The Builders Code was launched on International Women’s Day by the provincial government and industry partners including the BC Construction Association (BCCA), Industry Training Authority, WorkSafeBC and LNG Canada.
A key goal is to have women make up 10 per cent of B.C.’s construction trades by 2028, a standard not yet reached by any province in Canada. Currently, women comprise only 4.7 per cent of B.C.’s construction trades.
The Builders Code, which includes a voluntary standard code of conduct for all workers on construction sites in B.C, expands the definition of construction safety beyond physical hazards to include stress or distraction caused by discrimination, bullying, hazing or harassment. A Builders Code worksite will seek to be free from behaviour that threatens the stability of work conditions including job performance, health, well-being, safety, productivity and the efficiency of workers.
The Builders Code will be a valuable opportunity and asset for contractors looking for competitive ways to attract and retain skilled tradespeople at a time when B.C. faces a skills shortage of 7,900 workers. Although women, youth, and other equity-seeking groups are entering construction trades at a higher rate than in the past, retention rates remain low. First year retention rates for women apprentices have anecdotally been estimated at less than 50 per cent. By comparison, first year retention rates for men are estimated at 70 per cent.
“A skilled tradesperson is a valuable asset, not a gender or demographic,” said Chris Atchison, president, BCCA. “Worksite behaviour is not a women’s issue, it’s a business issue. The resources are available to all construction employers and we’re confident they will be utilized.”
Reaching the 10 per cent goal will equate to adding another 9,500 women into the skilled trades in B.C.’s construction industry.
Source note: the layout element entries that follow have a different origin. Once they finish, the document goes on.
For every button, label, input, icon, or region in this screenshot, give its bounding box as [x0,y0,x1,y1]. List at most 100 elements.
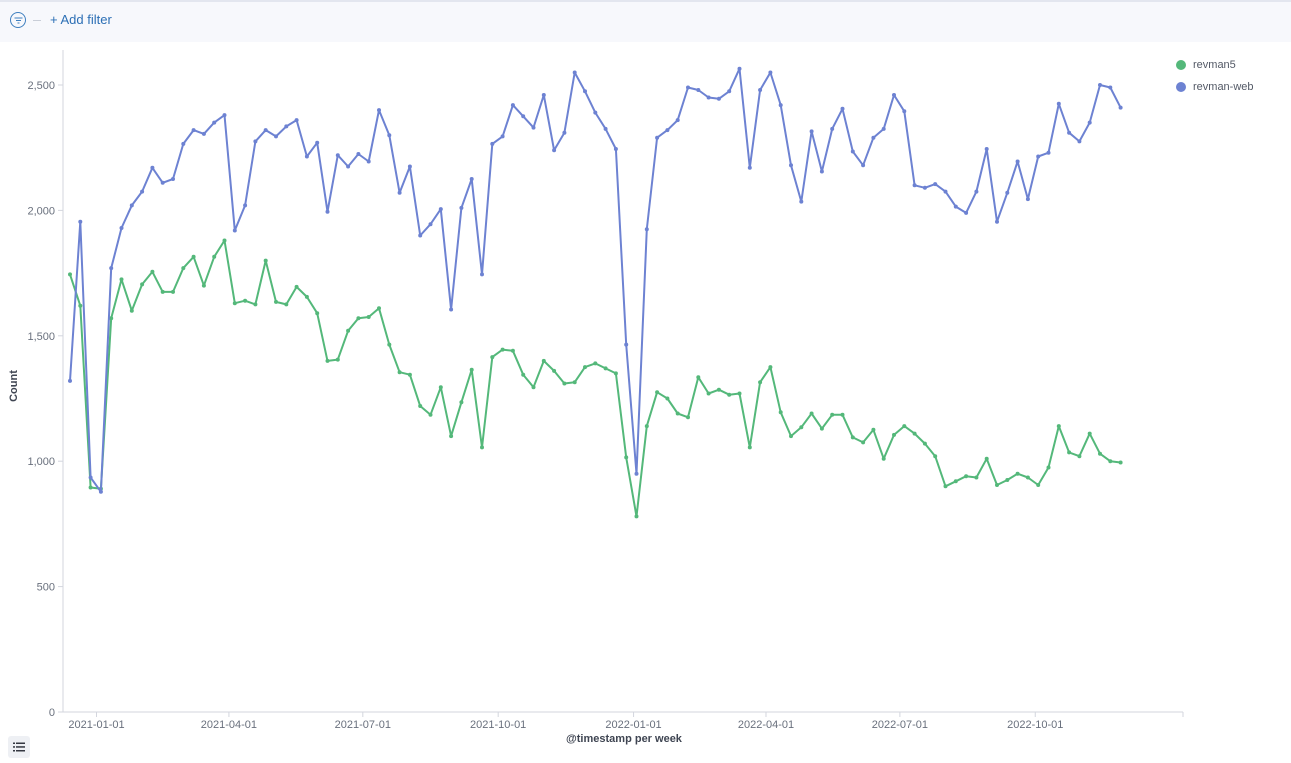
data-point-revman5 [294,284,299,289]
data-point-revman-web [140,189,145,194]
data-point-revman-web [1087,120,1092,125]
data-point-revman5 [1067,450,1072,455]
data-point-revman5 [922,441,927,446]
data-point-revman-web [1025,197,1030,202]
data-point-revman-web [706,95,711,100]
data-point-revman-web [922,185,927,190]
data-point-revman-web [572,70,577,75]
data-point-revman5 [1046,465,1051,470]
data-point-revman5 [603,366,608,371]
data-point-revman-web [397,190,402,195]
y-tick-label: 2,000 [27,205,55,217]
data-point-revman-web [325,209,330,214]
data-point-revman-web [995,219,999,224]
data-point-revman-web [1108,85,1113,90]
data-point-revman5 [995,483,999,487]
data-point-revman5 [964,474,969,479]
data-point-revman-web [428,222,433,227]
data-point-revman-web [933,182,938,187]
data-point-revman5 [68,272,72,277]
data-point-revman5 [469,367,474,372]
data-point-revman-web [212,120,217,125]
data-point-revman-web [181,141,186,146]
legend-item-revman5[interactable]: revman5 [1174,54,1274,76]
data-point-revman5 [222,238,227,243]
data-point-revman5 [1118,460,1123,465]
data-point-revman5 [459,400,464,405]
data-point-revman-web [696,88,701,92]
x-tick-label: 2022-07-01 [872,719,928,731]
data-point-revman-web [1036,154,1041,159]
data-point-revman-web [789,163,793,168]
data-point-revman-web [68,378,72,383]
add-filter-button[interactable]: + Add filter [50,12,112,27]
data-point-revman-web [892,93,896,97]
data-point-revman5 [243,298,248,303]
x-tick-label: 2021-07-01 [335,719,391,731]
data-point-revman5 [747,445,752,450]
data-point-revman-web [758,88,763,92]
data-point-revman-web [830,126,835,131]
data-point-revman5 [500,347,505,352]
data-point-revman-web [171,177,175,181]
legend-toggle-button[interactable] [8,736,30,758]
y-tick-label: 1,500 [27,331,55,343]
data-point-revman-web [366,159,371,164]
x-tick-label: 2021-04-01 [201,719,257,731]
data-point-revman-web [284,124,289,129]
data-point-revman-web [1056,101,1061,106]
data-point-revman-web [222,113,227,118]
data-point-revman5 [572,380,577,385]
data-point-revman5 [593,361,598,366]
data-point-revman5 [1056,424,1061,429]
y-tick-label: 2,500 [27,80,55,92]
data-point-revman-web [624,342,629,347]
data-point-revman5 [737,391,742,396]
data-point-revman-web [1118,105,1123,110]
data-point-revman5 [881,456,886,461]
data-point-revman5 [696,375,701,380]
data-point-revman5 [315,311,320,316]
data-point-revman5 [912,431,917,436]
data-point-revman-web [500,134,505,139]
data-point-revman5 [181,266,186,271]
data-point-revman-web [490,141,495,146]
data-point-revman5 [88,485,93,490]
series-line-revman-web [69,67,1122,493]
data-point-revman5 [171,289,175,294]
filter-bar: + Add filter [0,0,1291,42]
filter-icon[interactable] [10,12,26,28]
data-point-revman-web [521,114,526,119]
data-point-revman5 [253,302,258,307]
data-point-revman5 [387,342,392,347]
filter-separator [33,20,41,21]
data-point-revman-web [418,233,423,238]
data-point-revman5 [377,306,381,311]
data-point-revman-web [881,126,886,131]
data-point-revman-web [119,226,124,230]
data-point-revman-web [294,118,299,123]
data-point-revman-web [912,183,917,188]
data-point-revman5 [418,404,423,408]
data-point-revman5 [768,365,773,370]
data-point-revman5 [892,432,896,437]
legend-item-revman-web[interactable]: revman-web [1174,76,1274,98]
data-point-revman5 [562,381,567,386]
data-point-revman5 [521,372,526,377]
data-point-revman-web [964,210,969,215]
data-point-revman-web [634,471,639,476]
data-point-revman-web [902,109,907,114]
data-point-revman5 [397,370,402,375]
data-point-revman5 [78,303,83,308]
data-point-revman5 [407,372,412,377]
data-point-revman-web [840,106,845,111]
data-point-revman-web [768,70,773,75]
data-point-revman-web [850,149,855,154]
data-point-revman-web [943,189,948,194]
legend-label: revman5 [1193,59,1236,71]
data-point-revman-web [583,89,587,94]
data-point-revman5 [129,308,134,313]
data-point-revman5 [799,425,804,430]
data-point-revman5 [861,440,866,445]
data-point-revman-web [799,199,804,204]
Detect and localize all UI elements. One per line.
That achievement would be especially significant as it would effectively erase B.C.’s projected skills gap of 7,900 workers.
The Builders Code pilot will highlight the business and safety implications of worksite behaviour and provide employers with the tools they need to improve retention. Employers can access no-cost posters and policies, training, and advice from experts with experience in human resources management, including mediation and conflict resolution.
Throughout 2019, the Builders Code partners will continue to make equity and diversity a corporate leadership priority for construction employers, rolling out expanded resources and services in every region of the province.